There is an old pump house near the center of that park.  It housed the pressure pumps for the water system, back when the park had private water.  The park now has town water, but the pump house still serves as a switching node for the water lines.  The park also has a large septic tank that is housed in a pole barn-type structure near one of the entrances.  The gas leak was in the pump house, but I, mistakenly, thought it was in the septic house.  I said, Are you sure it is gas and not sewage?

-National Grid is there.  They have a meter running.

-What meter?

-The kind that measures gas leaks.  It is going whoo, whoo, whoo.

-Where are you?

-I am on my way to the park.

-Let me know what happens.

I went back to my weekend, annoyed that it had been interrupted.  At 4:37, I texted Mike, What is going on with the gas leak?  At 6:21 he texted back, Found it working on it now.  To confirm that the gas mains are the utility’s responsibility, rather than mine, I texted back, National Grid is working on it?  Mike texted back, I will call u when I know more.  He seemed too busy for me to bother, and I had some bourbon to drink, so I signed off for the night.

Around 7:30 the next morning, Mike called me.  He had been up most of the night.  He told me that the leak had been in an underground gas main that fed the pump house.  I said, You mean, near the Zabel filters?, and he said, No – the pump house, not the septic barn.  I said,

-You mean – the pump house that J.B. worked on?

J.B., the ex maintenance guy in my other park, had done some work on the pump house – before he and Mike came to hate each others’ guts.

-It was awful.  There was so much ground water, I had to keep pumping while they excavated.

-What was the problem?

-The electrical was in the same trench as the gas.

What?

-Yeah.  And the electrical wasn’t in conduit, and it was wrapped around the gas main.  It shorted out at the T that feeds the pump house.  That’s what caused the leak.

-Jesus!

-It’s lucky we didn’t have a bomb.  I didn’t even feel comfortable opening the pump house door when I got there.

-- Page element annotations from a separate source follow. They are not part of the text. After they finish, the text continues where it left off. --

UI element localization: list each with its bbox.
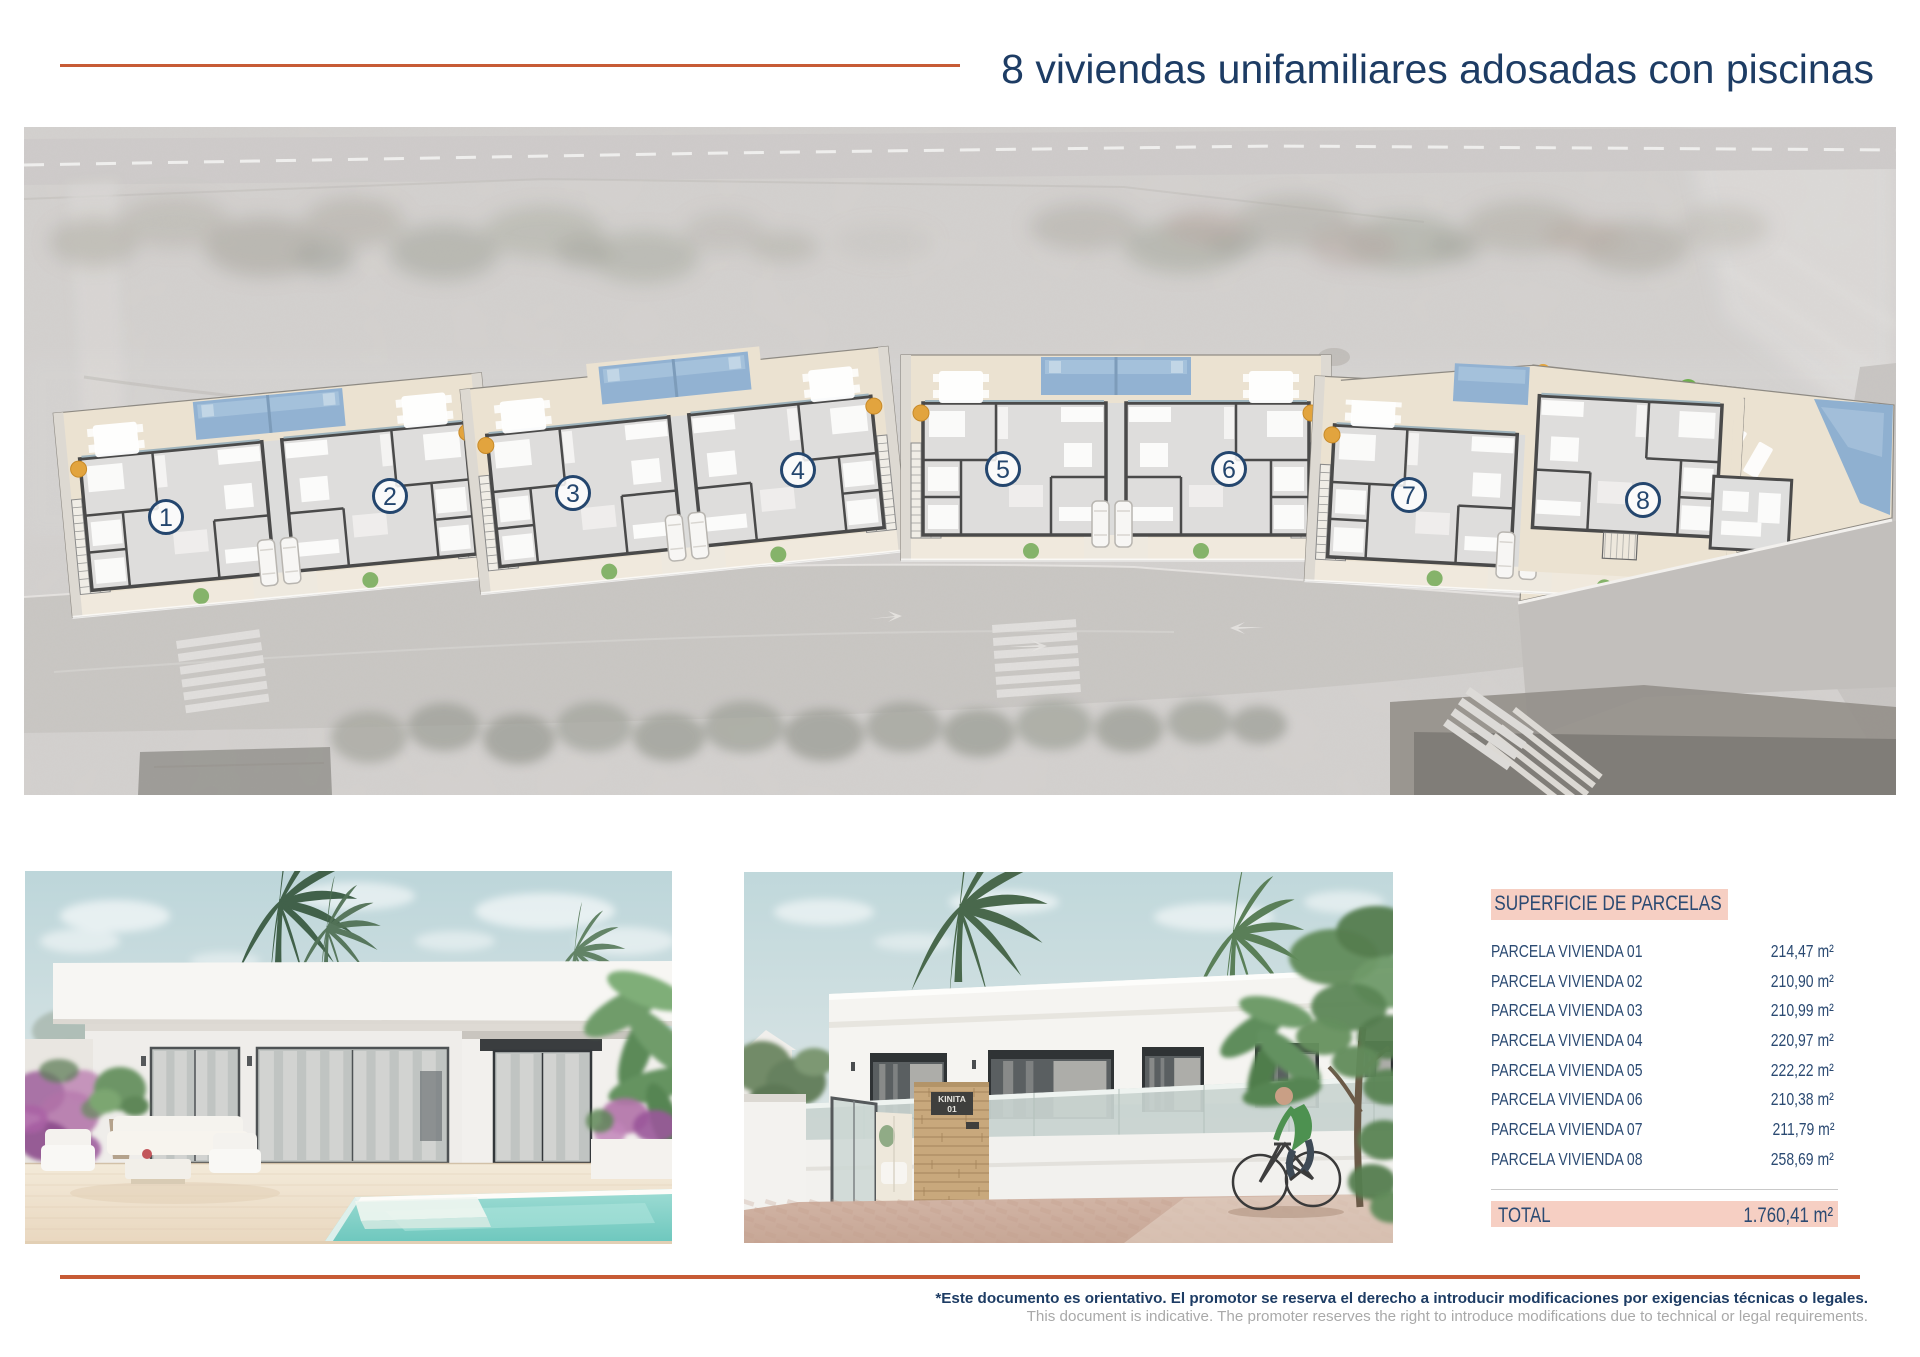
svg-text:5: 5	[996, 456, 1010, 484]
svg-text:3: 3	[566, 480, 580, 508]
svg-text:KINITA: KINITA	[938, 1094, 966, 1104]
svg-text:7: 7	[1402, 482, 1416, 510]
svg-text:2: 2	[383, 483, 397, 511]
svg-text:01: 01	[947, 1104, 957, 1114]
svg-text:6: 6	[1222, 456, 1236, 484]
svg-text:8: 8	[1636, 487, 1650, 515]
svg-text:4: 4	[791, 457, 805, 485]
svg-text:1: 1	[159, 504, 173, 532]
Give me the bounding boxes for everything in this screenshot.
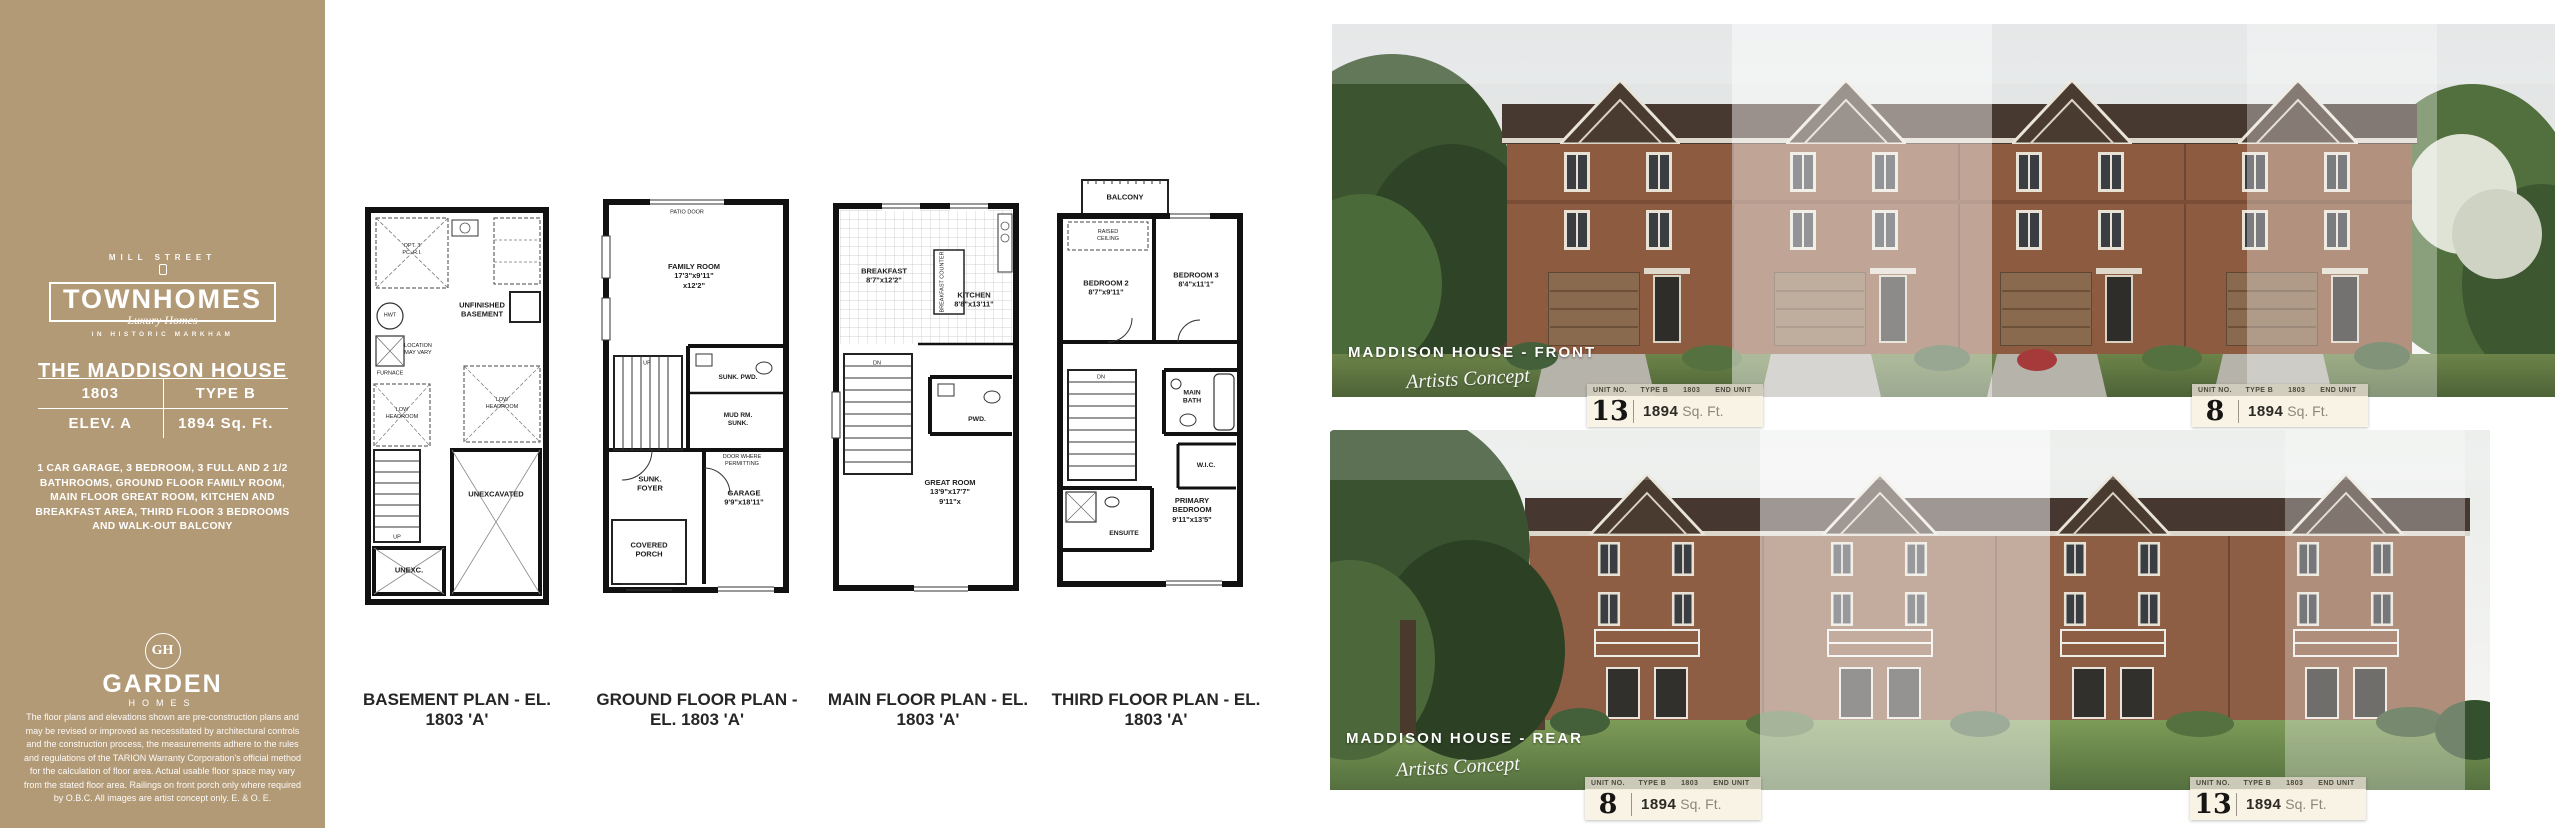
badge-model: 1803 — [1681, 780, 1698, 787]
area-unit: Sq. Ft. — [1680, 796, 1721, 812]
area-value: 1894 — [2248, 403, 2283, 420]
badge-end-unit: END UNIT — [1713, 780, 1749, 787]
basement-floor-plan: OPT. 3 PC. R.I. HWT FURNACE UNFINISHED B… — [352, 198, 562, 616]
third-floor-plan: BALCONY RAISED CEILING BEDROOM 2 8'7"x9'… — [1046, 172, 1256, 612]
room-label-up: UP — [393, 535, 401, 542]
room-label-wic: W.I.C. — [1197, 462, 1216, 470]
room-label-low-headroom: LOW HEADROOM — [486, 397, 518, 411]
room-label-unexcavated: UNEXCAVATED — [468, 489, 523, 498]
unit-badge-header: UNIT NO. TYPE B1803END UNIT — [1587, 384, 1763, 396]
room-label-mud-rm: MUD RM. SUNK. — [724, 412, 753, 428]
badge-end-unit: END UNIT — [1715, 387, 1751, 394]
builder-subname: HOMES — [0, 698, 325, 708]
room-label-sunk-foyer: SUNK. FOYER — [637, 475, 663, 494]
room-label-dn: DN — [1097, 375, 1105, 382]
room-label-balcony: BALCONY — [1106, 192, 1143, 201]
badge-type: TYPE B — [2243, 780, 2271, 787]
badge-end-unit: END UNIT — [2320, 387, 2356, 394]
spec-area: 1894 Sq. Ft. — [164, 409, 289, 438]
unit-number: 13 — [2190, 791, 2236, 818]
badge-type: TYPE B — [2245, 387, 2273, 394]
room-label-great-room: GREAT ROOM 13'9"x17'7" 9'11"x — [924, 478, 975, 506]
room-label-kitchen: KITCHEN 8'8"x13'11" — [954, 291, 993, 310]
badge-unit-no-label: UNIT NO. — [1587, 387, 1633, 394]
spec-table: 1803 TYPE B ELEV. A 1894 Sq. Ft. — [38, 378, 288, 438]
ground-floor-plan: PATIO DOOR FAMILY ROOM 17'3"x9'11" x12'2… — [592, 188, 802, 608]
room-label-raised-ceiling: RAISED CEILING — [1097, 229, 1119, 243]
room-label-unexc: UNEXC. — [395, 565, 423, 574]
unit-badge-rear-left: UNIT NO. TYPE B1803END UNIT 8 1894 Sq. F… — [1585, 777, 1761, 820]
badge-end-unit: END UNIT — [2318, 780, 2354, 787]
badge-type: TYPE B — [1638, 780, 1666, 787]
legal-disclaimer: The floor plans and elevations shown are… — [20, 711, 305, 806]
front-render-title: MADDISON HOUSE - FRONT — [1348, 344, 1596, 361]
badge-unit-no-label: UNIT NO. — [2192, 387, 2238, 394]
area-value: 1894 — [1643, 403, 1678, 420]
area-value: 1894 — [2246, 796, 2281, 813]
unit-badge-front-left: UNIT NO. TYPE B1803END UNIT 13 1894 Sq. … — [1587, 384, 1763, 427]
room-label-bedroom2: BEDROOM 2 8'7"x9'11" — [1083, 279, 1128, 298]
spec-model: 1803 — [38, 379, 164, 408]
unit-badge-front-right: UNIT NO. TYPE B1803END UNIT 8 1894 Sq. F… — [2192, 384, 2368, 427]
room-label-garage: GARAGE 9'9"x18'11" — [724, 489, 763, 508]
logo-mill-street: MILL STREET — [0, 253, 325, 262]
room-label-sunk-pwd: SUNK. PWD. — [719, 374, 758, 382]
room-label-furnace: FURNACE — [377, 371, 404, 378]
room-label-dn: DN — [873, 361, 881, 368]
room-label-hwt: HWT — [384, 313, 397, 320]
area-unit: Sq. Ft. — [2285, 796, 2326, 812]
area-unit: Sq. Ft. — [1682, 403, 1723, 419]
room-label-main-bath: MAIN BATH — [1183, 390, 1201, 407]
badge-type: TYPE B — [1640, 387, 1668, 394]
unit-number: 8 — [2192, 398, 2238, 425]
garden-homes-logo: GH GARDEN HOMES — [0, 633, 325, 708]
main-plan-drawing — [822, 192, 1032, 602]
badge-unit-no-label: UNIT NO. — [2190, 780, 2236, 787]
brochure-page: MILL STREET TOWNHOMES Luxury Homes IN HI… — [0, 0, 2560, 828]
room-label-low-headroom: LOW HEADROOM — [386, 407, 418, 421]
room-label-breakfast-counter: BREAKFAST COUNTER — [940, 251, 947, 312]
ground-plan-caption: GROUND FLOOR PLAN - EL. 1803 'A' — [586, 690, 808, 730]
badge-model: 1803 — [1683, 387, 1700, 394]
basement-plan-caption: BASEMENT PLAN - EL. 1803 'A' — [352, 690, 562, 730]
sidebar: MILL STREET TOWNHOMES Luxury Homes IN HI… — [0, 0, 325, 828]
badge-model: 1803 — [2288, 387, 2305, 394]
room-label-door-note: DOOR WHERE PERMITTING — [723, 454, 762, 468]
badge-unit-no-label: UNIT NO. — [1585, 780, 1631, 787]
room-label-location-may-vary: LOCATION MAY VARY — [404, 343, 432, 357]
ground-plan-drawing — [592, 188, 802, 608]
front-rendering: MADDISON HOUSE - FRONT Artists Concept U… — [1332, 24, 2555, 397]
room-label-opt-bath: OPT. 3 PC. R.I. — [402, 243, 421, 257]
third-plan-drawing — [1046, 172, 1256, 612]
logo-subtitle: IN HISTORIC MARKHAM — [0, 331, 325, 338]
room-label-pwd: PWD. — [968, 416, 986, 424]
home-description: 1 CAR GARAGE, 3 BEDROOM, 3 FULL AND 2 1/… — [26, 462, 299, 534]
area-value: 1894 — [1641, 796, 1676, 813]
room-label-breakfast: BREAKFAST 8'7"x12'2" — [861, 267, 907, 286]
builder-name: GARDEN — [0, 671, 325, 697]
spec-elevation: ELEV. A — [38, 409, 164, 438]
room-label-up: UP — [643, 361, 651, 368]
unit-number: 13 — [1587, 398, 1633, 425]
room-label-primary-bedroom: PRIMARY BEDROOM 9'11"x13'5" — [1172, 496, 1211, 524]
unit-badge-header: UNIT NO. TYPE B1803END UNIT — [1585, 777, 1761, 789]
unit-number: 8 — [1585, 791, 1631, 818]
spec-row: ELEV. A 1894 Sq. Ft. — [38, 409, 288, 438]
badge-model: 1803 — [2286, 780, 2303, 787]
gh-monogram-icon: GH — [145, 633, 181, 669]
third-plan-caption: THIRD FLOOR PLAN - EL. 1803 'A' — [1042, 690, 1270, 730]
rear-render-title: MADDISON HOUSE - REAR — [1346, 730, 1583, 747]
area-unit: Sq. Ft. — [2287, 403, 2328, 419]
basement-plan-drawing — [352, 198, 562, 616]
main-plan-caption: MAIN FLOOR PLAN - EL. 1803 'A' — [822, 690, 1034, 730]
front-rendering-image — [1332, 24, 2555, 397]
room-label-covered-porch: COVERED PORCH — [630, 541, 667, 560]
townhomes-logo: MILL STREET TOWNHOMES Luxury Homes IN HI… — [0, 253, 325, 338]
room-label-unfinished-basement: UNFINISHED BASEMENT — [459, 301, 505, 320]
unit-badge-header: UNIT NO. TYPE B1803END UNIT — [2190, 777, 2366, 789]
room-label-family-room: FAMILY ROOM 17'3"x9'11" x12'2" — [668, 262, 720, 290]
room-label-patio-door: PATIO DOOR — [670, 210, 704, 217]
unit-badge-rear-right: UNIT NO. TYPE B1803END UNIT 13 1894 Sq. … — [2190, 777, 2366, 820]
unit-badge-header: UNIT NO. TYPE B1803END UNIT — [2192, 384, 2368, 396]
rear-rendering: MADDISON HOUSE - REAR Artists Concept UN… — [1330, 430, 2490, 790]
main-floor-plan: BREAKFAST 8'7"x12'2" KITCHEN 8'8"x13'11"… — [822, 192, 1032, 602]
room-label-ensuite: ENSUITE — [1109, 530, 1138, 538]
spec-row: 1803 TYPE B — [38, 379, 288, 409]
spec-type: TYPE B — [164, 379, 289, 408]
lantern-icon — [159, 264, 167, 275]
room-label-bedroom3: BEDROOM 3 8'4"x11'1" — [1173, 271, 1218, 290]
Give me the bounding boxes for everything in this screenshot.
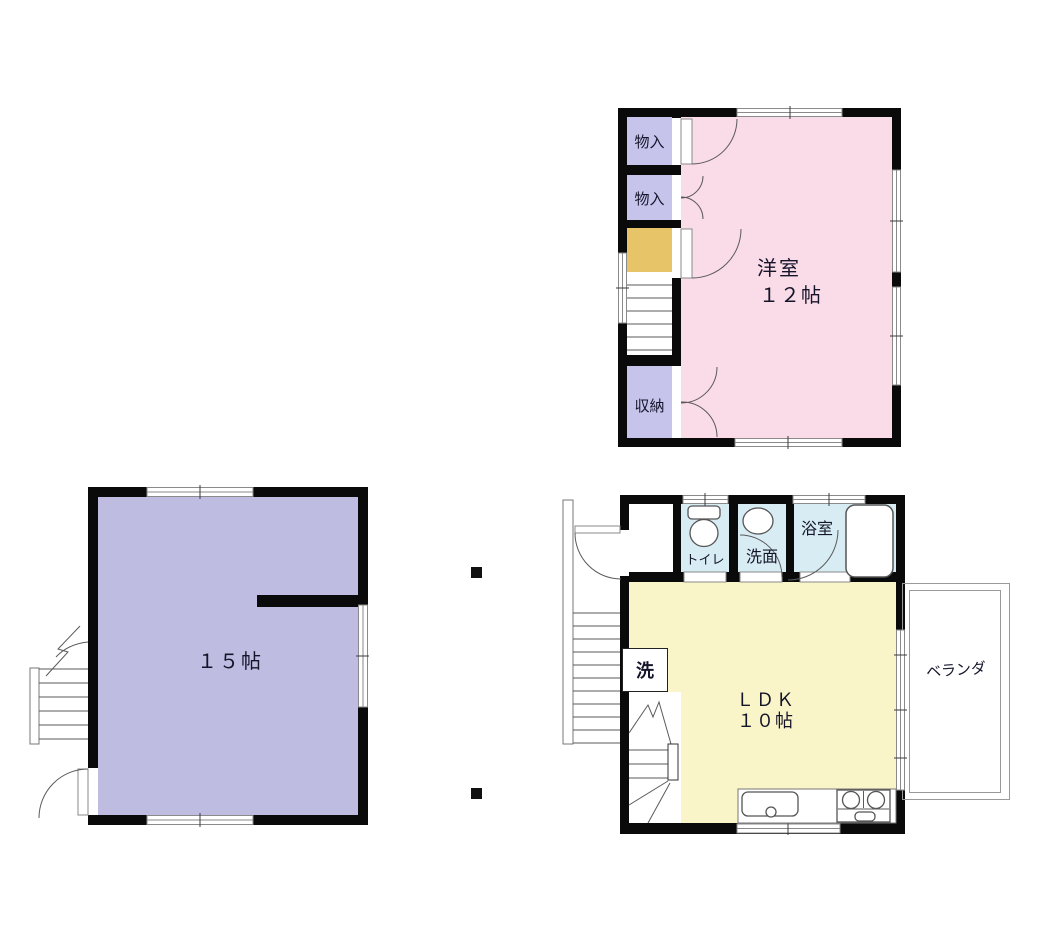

-That’s like smoking a cigarette while you pump gas.

-Heh, heh.

So, National Grid fixed the gas leak and Mike will replace the electrical wire that runs from the transformer to the pump house.  He will use the proper gauge wire, ground it correctly, and run it through conduit – and he will keep it separate from the damn gas main.  Mike continued,

-It was a Sam and Dan special.

Sam and Dan are the guys I bought the park from.  They bought the park from a guy named Larry McChesney.  Sam and Dan liked to complain about McChesney’s shoddy work, although their craftsmanship was not always perfect.  I said,

-It might have been McChesney.

-I hear his cancer has progressed.

-If you were Jewish, this would have happened on Yom Kippur.

-It never happens between nine and five, Monday to Friday.

-No, it doesn’t.  Go and enjoy your Sunday, if you can.

The year after I bought the park, Mike spent Christmas Eve fixing some pipes that burst in a catch basin near the office.  One of his Thanksgivings was spent underneath a couple of homes.  A Memorial Day and a Fourth of July were ruined by sewers clogged by cat litter, grease, baby wipes and tampons (admittedly, I do not remember which obstructions ruined which holidays).  If the more-likely outcome of the shoddy work on the electrical had transpired, we would have spent the last few days in our own private Yom Kippur ceremony, atoning for the sins of my predecessors.

2 thoughts on “The Battle for Infrastructure”

  1. Richard L Malowitz

    DO NOT FORGET TO FAST. I SINCERELY HOPE YOU DO NOT HAVE TO SIT “SHIVA” FOR THE PARK.